A Quick Conversation about Apple's AI & Siri Problem

In the technology sector, if you aren’t innovating, you’re falling behind. This is no different for Apple, who is not used to being behind on features. Generally, Apple waits until they’ve perfected a technology before introducing it to the public. Recently, this isn’t the case when we consider the cutbacks of the Apple Vision Pro, and this past week, AI features.

Famous Apple watcher, Mark Gurman, who is usually correct on Apple predictions published a scathing blog post about Apple falling behind with respect to LLMs and AI as a whole in his Daring Fireball post entitled, “Something is Rotten in the State of Cupertino”.

In his post, Gurman discusses how the promises that Apple announced has hurt the company’s credibility with customers. Siri has always been flawed without much innovation in the past few years, but with Google, OpenAI, and others surging ahead – Apple is left with what he calls Siri’s capabilities as “vaporware”.

In previous iOS updates, Apple had to deprecate and continually delay features because of bugs, AI hallucinations, and parlor tricks with non-differentiating features than that of say Gemini for Google or Claude for Anthropic. Voice assistants are as complex and innovative as ever, and now we’re witnessing the unfolding of what agentic browsers can accomplish.
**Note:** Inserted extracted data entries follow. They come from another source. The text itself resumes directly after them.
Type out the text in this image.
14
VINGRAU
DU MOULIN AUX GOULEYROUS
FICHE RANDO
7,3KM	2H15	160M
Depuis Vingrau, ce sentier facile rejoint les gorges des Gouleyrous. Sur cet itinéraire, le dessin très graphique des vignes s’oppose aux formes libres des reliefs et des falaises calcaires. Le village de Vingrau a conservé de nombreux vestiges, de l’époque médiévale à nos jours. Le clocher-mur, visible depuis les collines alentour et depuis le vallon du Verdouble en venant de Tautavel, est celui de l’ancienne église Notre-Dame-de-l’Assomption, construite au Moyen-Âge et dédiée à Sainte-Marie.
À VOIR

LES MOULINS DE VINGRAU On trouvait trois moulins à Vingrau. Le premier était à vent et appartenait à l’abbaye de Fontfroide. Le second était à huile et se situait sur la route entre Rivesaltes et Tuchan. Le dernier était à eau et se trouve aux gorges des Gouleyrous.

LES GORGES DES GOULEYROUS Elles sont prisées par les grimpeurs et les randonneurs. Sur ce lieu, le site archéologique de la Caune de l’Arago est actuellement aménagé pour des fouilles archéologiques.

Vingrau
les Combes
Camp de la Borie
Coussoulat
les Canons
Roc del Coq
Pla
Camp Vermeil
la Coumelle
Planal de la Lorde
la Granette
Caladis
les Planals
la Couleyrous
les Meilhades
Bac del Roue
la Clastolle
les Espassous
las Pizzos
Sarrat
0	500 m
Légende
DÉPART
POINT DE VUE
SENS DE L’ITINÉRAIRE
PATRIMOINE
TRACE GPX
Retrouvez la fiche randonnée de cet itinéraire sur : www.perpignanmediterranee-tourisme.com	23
In a recent blog post, venture capitalist, Om Malik, a legend in his own right, postulates that, “Apple has its own golden handcuffs. It’s a company weighted down by its own market capitalization and what stock market expects from it.”

This reminds me of the best-selling book by Clayton Christensen called, “The Innovator’s Dilemma”. The theory holds that current dominant companies fail to adapt to newer disruptive technologies (AI and LLMs in this case) and failing to pivot from their own strengths and ultimately fail. We see such a case with Intel, missing the mobile generation and ultimately at a crossroads of failure or being broken up and sold for pieces.

As we know, Apple has successfully broken the innovator’s dilemma before with deprecating its successful iPod for the iPhone, eventually releasing the iPad, and creating an ecosystem around which make the company increasingly successful with each pivot. It’s too soon to tell if Apple has reached its peak with major setbacks with Siri and Apple Intelligence, but it is alarming to shareholders and Apple stakeholders alike. It’s certainly a development to watch.